Die Industrie rief das Jahr 1965 zum wirtschaftlichen „Boom-Jahr“ aus und tatsächlich schien das Nachkriegs-Wirtschaftswunder einen endgültigen Höhepunkt zu erreichen mit einer Ausweitung der industriellen Fertigungskapazitäten. Nur die Auto Union AG stürzte mit ihrer DKW-Zweitakt-Flotte in ein tiefes Tal, aus dem ein Entrinnen kaum mehr möglich schien. Selbst von ihrem jüngsten Modell, dem DKW F 102, verkauften die Ingolstädter in drei Monaten gerade einmal die Stückzahlen, die Volkswagen an einem einzigen Arbeitstag auslieferte. Überkapazitäten in Ingolstadt, zu wenig Produktionskapazität in Wolfsburg, das war zwar nicht der eigentliche Grund, weshalb Volkswagen die Auto Union AG zum 1. Januar 1965 übernahm. Aber immerhin: Unter der Ägide des neuen von VW entsandten Auto-Union-Hauptgeschäftsführers Rudolf Leiding (als VW-Boss brachte er später den Golf auf die Bahn) sorgte nun eine Käfer-Produktion für Profitabilität im Werk Ingolstadt. Schlecht sah es dafür mit der Arbeitsmoral aus, hier fegte Leiding mit Orkangewalt jeglichen Schlendrian aus den Werkshallen. Nicht nur, dass der DKW F 102 in Rekordzeit zum ersten neuen Audi seit 1939 weiterentwickelt wurde, der Audi-Chef führte auch Qualitätsprinzipien ein, die an japanische Unternehmen erinnerten. Und die den neuen Audi (interner Code F 103) zum Qualitätsmaßstab in der bürgerlichen Mittelklasse machten, wie die Fachpresse alsbald bestätigte.

Daran änderten auch Korrosionsprobleme nichts, die so manchen Fahrer der F-103-Typenfamilie bereits nach zwei Jahren mit durchrosteten Kotflügeln konfrontierten. Plagten solche Schwierigkeiten damals doch fast alle Fabrikate, die meisten sogar weit mehr als Audi. Zudem konnte Leiding die Audi-Werker motivieren, Enthusiasmus für ihre Arbeit zu entfalten. Dazu zählten damals bereits Tugenden wie Pünktlichkeit (am Tag von Leidings Amtsantritt erschienen rund 300 Mitarbeiter mit Verspätung am Arbeitsplatz, zwei Tage danach waren alle pünktlich), der Verzicht auf Freizeitaktivitäten am Fließband wie ausdauernde Zeitungslektüre und die Begeisterung für Fortbildungen im Werk Wolfsburg.

Qualitätsmaßnahmen, die auch finanziell fruchteten. Nach nur einem Jahr konnten die Fertigungszeiten des Audi um ein Drittel reduziert werden.
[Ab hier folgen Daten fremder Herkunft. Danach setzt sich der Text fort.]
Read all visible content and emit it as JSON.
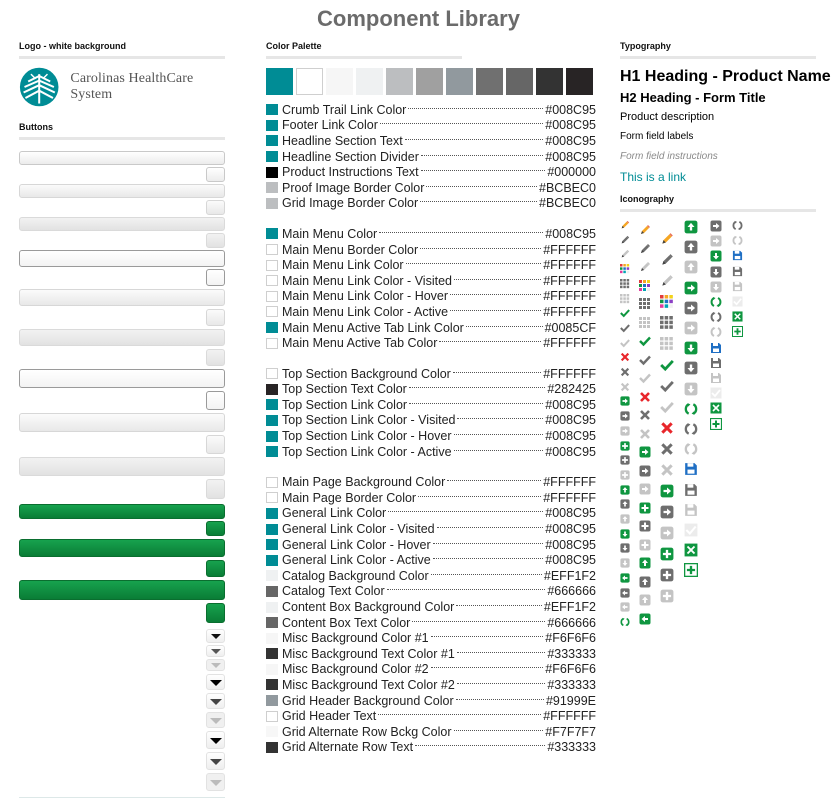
{
  "page": {
    "title": "Component Library"
  },
  "logo_section": {
    "heading": "Logo - white background",
    "logo_text": "Carolinas HealthCare System",
    "brand_color": "#008C95"
  },
  "buttons_section": {
    "heading": "Buttons",
    "gray_buttons": [
      "default",
      "hover",
      "pressed",
      "focused",
      "light",
      "flat",
      "outlined",
      "light-2",
      "pressed-2"
    ],
    "green_buttons": [
      "primary",
      "primary-hover",
      "primary-pressed"
    ],
    "green_color": "#0F8C3F",
    "dropdown_arrows": [
      {
        "size": "small",
        "shade": "dark"
      },
      {
        "size": "small",
        "shade": "medium"
      },
      {
        "size": "small",
        "shade": "light"
      },
      {
        "size": "medium",
        "shade": "dark"
      },
      {
        "size": "medium",
        "shade": "medium"
      },
      {
        "size": "medium",
        "shade": "light"
      },
      {
        "size": "large",
        "shade": "dark"
      },
      {
        "size": "large",
        "shade": "medium"
      },
      {
        "size": "large",
        "shade": "light"
      }
    ]
  },
  "palette_section": {
    "heading": "Color Palette",
    "swatches": [
      "#008C95",
      "#FFFFFF",
      "#F6F6F6",
      "#EFF1F2",
      "#BCBEC0",
      "#A0A0A0",
      "#91999E",
      "#707070",
      "#666666",
      "#333333",
      "#282425"
    ],
    "groups": [
      [
        {
          "name": "Crumb Trail Link Color",
          "hex": "#008C95"
        },
        {
          "name": "Footer Link Color",
          "hex": "#008C95"
        },
        {
          "name": "Headline Section Text",
          "hex": "#008C95"
        },
        {
          "name": "Headline Section Divider",
          "hex": "#008C95"
        },
        {
          "name": "Product Instructions Text",
          "hex": "#000000"
        },
        {
          "name": "Proof Image Border Color",
          "hex": "#BCBEC0"
        },
        {
          "name": "Grid Image Border Color",
          "hex": "#BCBEC0"
        }
      ],
      [
        {
          "name": "Main Menu Color",
          "hex": "#008C95"
        },
        {
          "name": "Main Menu Border Color",
          "hex": "#FFFFFF"
        },
        {
          "name": "Main Menu Link Color",
          "hex": "#FFFFFF"
        },
        {
          "name": "Main Menu Link Color - Visited",
          "hex": "#FFFFFF"
        },
        {
          "name": "Main Menu Link Color - Hover",
          "hex": "#FFFFFF"
        },
        {
          "name": "Main Menu Link Color - Active",
          "hex": "#FFFFFF"
        },
        {
          "name": "Main Menu Active Tab Link Color",
          "hex": "#0085CF",
          "chip": "#008C95"
        },
        {
          "name": "Main Menu Active Tab Color",
          "hex": "#FFFFFF"
        }
      ],
      [
        {
          "name": "Top Section Background Color",
          "hex": "#FFFFFF"
        },
        {
          "name": "Top Section Text Color",
          "hex": "#282425"
        },
        {
          "name": "Top Section Link Color",
          "hex": "#008C95"
        },
        {
          "name": "Top Section Link Color - Visited",
          "hex": "#008C95"
        },
        {
          "name": "Top Section Link Color - Hover",
          "hex": "#008C95"
        },
        {
          "name": "Top Section Link Color - Active",
          "hex": "#008C95"
        }
      ],
      [
        {
          "name": "Main Page Background Color",
          "hex": "#FFFFFF"
        },
        {
          "name": "Main Page Border Color",
          "hex": "#FFFFFF"
        },
        {
          "name": "General Link Color",
          "hex": "#008C95"
        },
        {
          "name": "General Link Color - Visited",
          "hex": "#008C95"
        },
        {
          "name": "General Link Color - Hover",
          "hex": "#008C95"
        },
        {
          "name": "General Link Color - Active",
          "hex": "#008C95"
        },
        {
          "name": "Catalog Background Color",
          "hex": "#EFF1F2"
        },
        {
          "name": "Catalog Text Color",
          "hex": "#666666"
        },
        {
          "name": "Content Box Background Color",
          "hex": "#EFF1F2"
        },
        {
          "name": "Content Box Text Color",
          "hex": "#666666"
        },
        {
          "name": "Misc Background Color #1",
          "hex": "#F6F6F6"
        },
        {
          "name": "Misc Background Text Color #1",
          "hex": "#333333"
        },
        {
          "name": "Misc Background Color #2",
          "hex": "#F6F6F6"
        },
        {
          "name": "Misc Background Text Color #2",
          "hex": "#333333"
        },
        {
          "name": "Grid Header Background Color",
          "hex": "#91999E"
        },
        {
          "name": "Grid Header Text",
          "hex": "#FFFFFF"
        },
        {
          "name": "Grid Alternate Row Bckg Color",
          "hex": "#F7F7F7"
        },
        {
          "name": "Grid Alternate Row Text",
          "hex": "#333333"
        }
      ]
    ]
  },
  "typography_section": {
    "heading": "Typography",
    "h1": "H1 Heading - Product Name",
    "h2": "H2 Heading - Form Title",
    "description": "Product description",
    "field_label": "Form field labels",
    "field_instructions": "Form field instructions",
    "link": "This is a link",
    "link_color": "#008C95"
  },
  "iconography_section": {
    "heading": "Iconography",
    "states": {
      "green": "#0F9640",
      "orange": "#F5A623",
      "dark": "#6E6E6E",
      "light": "#C4C4C4",
      "red": "#E8262B",
      "blue": "#1F6FC4"
    },
    "columns": [
      [
        "pencil-orange",
        "pencil-dark",
        "pencil-light",
        "palette-color",
        "palette-dark",
        "palette-light",
        "check-green",
        "check-dark",
        "check-light",
        "x-red",
        "x-dark",
        "x-light",
        "arrow-right-green",
        "arrow-right-dark",
        "arrow-right-light",
        "plus-green",
        "plus-dark",
        "plus-light",
        "arrow-up-green",
        "arrow-up-dark",
        "arrow-up-light",
        "arrow-down-green",
        "arrow-down-dark",
        "arrow-down-light",
        "arrow-left-green",
        "arrow-left-dark",
        "arrow-left-light",
        "refresh-green"
      ],
      [
        "pencil-orange",
        "pencil-dark",
        "pencil-light",
        "palette-color",
        "palette-dark",
        "palette-light",
        "check-green",
        "check-dark",
        "check-light",
        "x-red",
        "x-dark",
        "x-light",
        "arrow-right-green",
        "arrow-right-dark",
        "arrow-right-light",
        "plus-green",
        "plus-dark",
        "plus-light",
        "arrow-up-green",
        "arrow-up-dark",
        "arrow-up-light",
        "arrow-left-green"
      ],
      [
        "pencil-orange",
        "pencil-dark",
        "pencil-light",
        "palette-color",
        "palette-dark",
        "palette-light",
        "check-green",
        "check-dark",
        "check-light",
        "x-red",
        "x-dark",
        "x-light",
        "arrow-right-green",
        "arrow-right-dark",
        "arrow-right-light",
        "plus-green",
        "plus-dark",
        "plus-light"
      ],
      [
        "arrow-up-green",
        "arrow-up-dark",
        "arrow-up-light",
        "arrow-right-green",
        "arrow-right-dark",
        "arrow-right-light",
        "arrow-down-green",
        "arrow-down-dark",
        "arrow-down-light",
        "refresh-green",
        "refresh-dark",
        "refresh-light",
        "save-blue",
        "save-dark",
        "save-light",
        "check-box-light",
        "swap-green",
        "add-box-green"
      ],
      [
        "arrow-right-dark",
        "arrow-right-light",
        "arrow-down-green",
        "arrow-down-dark",
        "arrow-down-light",
        "refresh-green",
        "refresh-dark",
        "refresh-light",
        "save-blue",
        "save-dark",
        "save-light",
        "check-box-light",
        "swap-green",
        "add-box-green"
      ],
      [
        "refresh-dark",
        "refresh-light",
        "save-blue",
        "save-dark",
        "save-light",
        "check-box-light",
        "swap-green",
        "add-box-green"
      ]
    ]
  }
}
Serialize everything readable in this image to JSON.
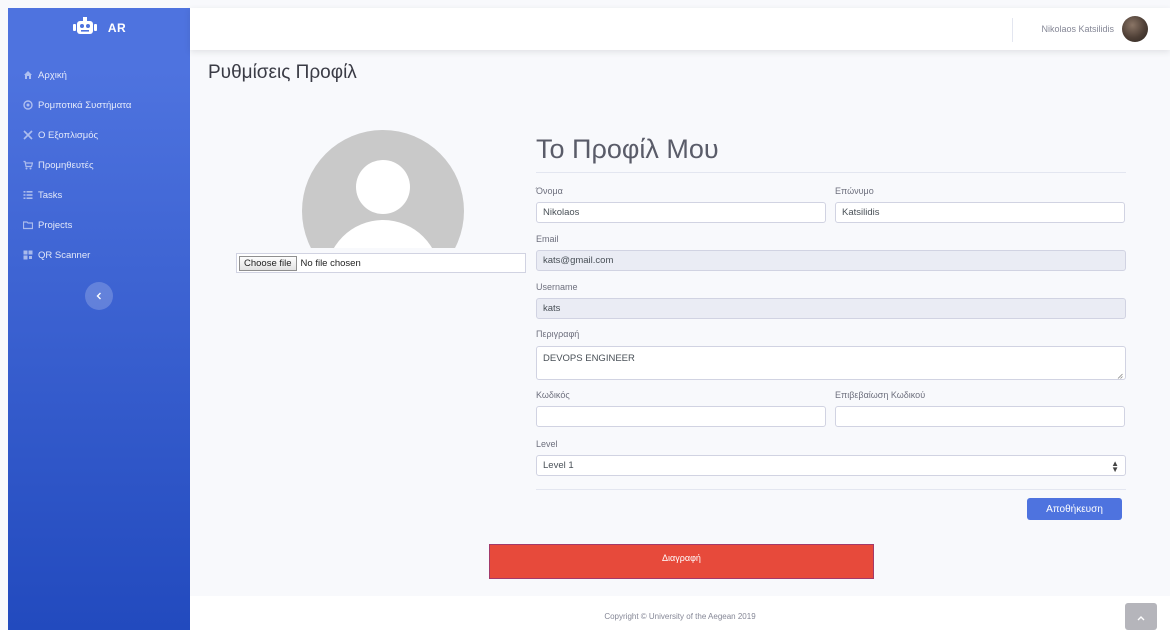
{
  "brand": {
    "name": "AR"
  },
  "sidebar": {
    "items": [
      {
        "label": "Αρχική",
        "icon": "home-icon"
      },
      {
        "label": "Ρομποτικά Συστήματα",
        "icon": "robot-icon"
      },
      {
        "label": "Ο Εξοπλισμός",
        "icon": "tools-icon"
      },
      {
        "label": "Προμηθευτές",
        "icon": "cart-icon"
      },
      {
        "label": "Tasks",
        "icon": "list-icon"
      },
      {
        "label": "Projects",
        "icon": "folder-icon"
      },
      {
        "label": "QR Scanner",
        "icon": "qrcode-icon"
      }
    ],
    "toggle_icon": "chevron-left-icon"
  },
  "topbar": {
    "user_name": "Nikolaos Katsilidis"
  },
  "page": {
    "title": "Ρυθμίσεις Προφίλ"
  },
  "upload": {
    "button_label": "Choose file",
    "status": "No file chosen"
  },
  "profile": {
    "heading": "Το Προφίλ Μου",
    "first_name_label": "Όνομα",
    "first_name": "Nikolaos",
    "last_name_label": "Επώνυμο",
    "last_name": "Katsilidis",
    "email_label": "Email",
    "email": "kats@gmail.com",
    "username_label": "Username",
    "username": "kats",
    "description_label": "Περιγραφή",
    "description": "DEVOPS ENGINEER",
    "password_label": "Κωδικός",
    "password_confirm_label": "Επιβεβαίωση Κωδικού",
    "level_label": "Level",
    "level_value": "Level 1",
    "save_label": "Αποθήκευση",
    "delete_label": "Διαγραφή"
  },
  "footer": {
    "copyright": "Copyright © University of the Aegean 2019"
  },
  "colors": {
    "primary": "#4e73df",
    "danger": "#e74a3b",
    "sidebar_end": "#224abe"
  }
}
Zwei Jahre später – inzwischen gab es neben dem ersten, 53 kW/72 PS leistenden Audi ohne Typenziffer auch die Versionen Audi 80 und Super 90 – erwirtschafteten die Ingolstädter wieder einen Gewinn. Ab 1968 mussten in Ingolstadt sogar Sonderschichten gefahren werden, so erfolgreich war der in diesem Jahr eingeführte Basistyp Audi 60.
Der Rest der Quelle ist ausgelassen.